Dish PVR isn't a TIVO, so chances are slim for an answer here.


----------



## captain_video (Mar 1, 2002)

A Dish PVR can only be used with Dish in exactly the same manner that a DirecTivo can only be used with DirecTV. These are specialized devices that will only work with specific program providers (i.e., Dish or DirecTV).

FYI the title of this forum should have clued you into the fact that we basically deal with just Tivos here. There are other forums that discuss DishNetwork but they ain't here.


----------



## beejaycee (Dec 9, 2003)

ejonesss said:


> if this question cant be answered here is there any forums that can help me


You might check out DBSTalk as they have forums that are specific to Dish Network and the hardware you have.
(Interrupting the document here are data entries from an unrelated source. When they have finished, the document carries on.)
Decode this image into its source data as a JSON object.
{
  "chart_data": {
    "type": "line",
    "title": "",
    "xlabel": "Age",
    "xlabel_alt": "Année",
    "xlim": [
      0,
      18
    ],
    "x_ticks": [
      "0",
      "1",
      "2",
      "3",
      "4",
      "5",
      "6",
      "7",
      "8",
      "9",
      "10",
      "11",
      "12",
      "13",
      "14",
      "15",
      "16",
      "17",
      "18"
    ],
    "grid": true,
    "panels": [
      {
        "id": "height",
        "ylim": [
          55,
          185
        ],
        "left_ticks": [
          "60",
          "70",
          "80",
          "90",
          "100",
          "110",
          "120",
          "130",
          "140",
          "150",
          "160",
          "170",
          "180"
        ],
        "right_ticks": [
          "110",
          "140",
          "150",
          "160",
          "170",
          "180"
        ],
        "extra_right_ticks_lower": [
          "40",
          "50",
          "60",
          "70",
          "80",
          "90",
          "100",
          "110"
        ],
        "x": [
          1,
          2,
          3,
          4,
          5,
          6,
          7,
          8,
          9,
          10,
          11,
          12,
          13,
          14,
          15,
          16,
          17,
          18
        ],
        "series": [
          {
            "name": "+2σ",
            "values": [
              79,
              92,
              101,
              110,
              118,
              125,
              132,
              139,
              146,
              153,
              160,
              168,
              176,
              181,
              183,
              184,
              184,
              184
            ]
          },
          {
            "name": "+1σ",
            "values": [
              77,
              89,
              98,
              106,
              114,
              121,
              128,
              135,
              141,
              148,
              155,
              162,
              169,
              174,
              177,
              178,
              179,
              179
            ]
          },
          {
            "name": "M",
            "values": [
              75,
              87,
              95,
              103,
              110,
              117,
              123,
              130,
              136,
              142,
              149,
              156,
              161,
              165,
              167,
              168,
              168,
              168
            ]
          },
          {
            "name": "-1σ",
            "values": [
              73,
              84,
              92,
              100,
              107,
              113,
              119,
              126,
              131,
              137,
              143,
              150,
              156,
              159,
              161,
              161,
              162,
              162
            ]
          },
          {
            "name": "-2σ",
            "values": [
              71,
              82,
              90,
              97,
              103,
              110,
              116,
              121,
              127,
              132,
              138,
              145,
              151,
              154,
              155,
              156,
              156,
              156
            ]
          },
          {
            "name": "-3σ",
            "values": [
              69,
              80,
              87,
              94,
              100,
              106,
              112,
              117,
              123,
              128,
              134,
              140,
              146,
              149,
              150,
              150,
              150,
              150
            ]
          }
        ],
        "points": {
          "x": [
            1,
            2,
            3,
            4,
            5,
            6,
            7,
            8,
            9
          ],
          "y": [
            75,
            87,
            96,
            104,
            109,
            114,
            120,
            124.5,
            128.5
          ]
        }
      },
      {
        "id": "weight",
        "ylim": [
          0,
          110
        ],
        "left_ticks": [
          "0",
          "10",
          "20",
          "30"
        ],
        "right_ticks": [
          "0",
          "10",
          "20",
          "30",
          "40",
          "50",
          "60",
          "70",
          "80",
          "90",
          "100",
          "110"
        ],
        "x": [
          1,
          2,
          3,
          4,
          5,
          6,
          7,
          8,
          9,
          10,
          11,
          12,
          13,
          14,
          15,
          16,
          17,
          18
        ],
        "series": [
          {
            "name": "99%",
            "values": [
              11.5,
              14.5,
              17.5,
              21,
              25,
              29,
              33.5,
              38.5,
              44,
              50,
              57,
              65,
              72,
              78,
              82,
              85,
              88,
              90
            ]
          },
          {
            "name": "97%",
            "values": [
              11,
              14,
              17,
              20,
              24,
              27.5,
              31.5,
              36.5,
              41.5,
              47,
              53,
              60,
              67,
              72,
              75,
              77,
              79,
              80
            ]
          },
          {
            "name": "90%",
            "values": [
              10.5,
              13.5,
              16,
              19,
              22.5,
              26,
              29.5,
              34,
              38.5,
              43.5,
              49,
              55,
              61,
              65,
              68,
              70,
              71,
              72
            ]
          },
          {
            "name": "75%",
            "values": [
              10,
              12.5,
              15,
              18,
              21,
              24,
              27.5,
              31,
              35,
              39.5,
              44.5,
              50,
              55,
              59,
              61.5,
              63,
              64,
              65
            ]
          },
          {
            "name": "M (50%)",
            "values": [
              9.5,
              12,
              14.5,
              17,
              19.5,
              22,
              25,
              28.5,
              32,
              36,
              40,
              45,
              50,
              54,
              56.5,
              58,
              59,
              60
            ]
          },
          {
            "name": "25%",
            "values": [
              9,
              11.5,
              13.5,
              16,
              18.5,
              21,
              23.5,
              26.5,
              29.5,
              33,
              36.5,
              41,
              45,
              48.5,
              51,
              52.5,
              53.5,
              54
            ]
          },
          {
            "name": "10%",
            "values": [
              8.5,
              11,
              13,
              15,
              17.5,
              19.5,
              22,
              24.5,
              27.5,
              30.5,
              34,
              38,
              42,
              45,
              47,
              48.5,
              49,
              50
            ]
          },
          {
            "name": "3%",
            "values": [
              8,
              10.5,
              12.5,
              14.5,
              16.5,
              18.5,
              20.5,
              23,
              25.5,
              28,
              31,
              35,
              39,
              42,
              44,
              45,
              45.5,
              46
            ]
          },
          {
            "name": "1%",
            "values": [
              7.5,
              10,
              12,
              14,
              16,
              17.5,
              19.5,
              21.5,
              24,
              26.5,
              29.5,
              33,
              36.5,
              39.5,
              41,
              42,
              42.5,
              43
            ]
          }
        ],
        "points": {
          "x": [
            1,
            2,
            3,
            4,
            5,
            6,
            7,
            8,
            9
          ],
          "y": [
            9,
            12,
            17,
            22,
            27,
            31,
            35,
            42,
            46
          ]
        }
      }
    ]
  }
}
Although the general population has gotten into the habit of referring to any digital video recorder as a TiVo (thus confusing many people seeking help or info), unless it is made by TiVo it is not a TiVo. TiVos have a very specific software with a pretty (IMO) unique feature set. (Actually, probably all brands of DVRs have specific software but few are as user-friendly as TiVo -- again, IMO) Good luck with your 508 but I don't think you will be able to get it to do what you are proposing. (I used to own a 501.)

If you ever get a TiVo, c'mon back!


----------



## classicsat (Feb 18, 2004)

No forum can help, because it is technically impossible.
DBSTalk will give the same answer.


----------



## beejaycee (Dec 9, 2003)

classicsat said:


> No forum can help, because it is technically impossible.
> DBSTalk will give the same answer.


I believe you are correct as was Captain Video (and as was my answer also). In no way did I seek to imply that he would be able to find a method to do what he was asking about and even said that I didn't think he could do it. I pointed him towards a more specific forum for the hardware he was inquiring about because I thought they might do a better job of explaining why he can't do it (no built-in decoder to convert a non-satellite stream) than what he was getting here. Also, if a 508 has any value on the second-hand market, they would be better able to inform him over there.

To make a long story short, I tried to give him the type of assistance I would have appreciated. Teach a man to fish...


----------



## atmuscarella (Oct 11, 2005)

If the 508 still works and doesn't have an unpaid PPV bill on it - then it has value to a dishnetwork subscriber. The reason being that a 508 DVR doesn't have a monthly DVR fee. However unlike a TiVo it is not easy to replace dish DVR hard drives and you are limited to a very small number of drives that will work at all with the 508 DVR. 

Thanks,


----------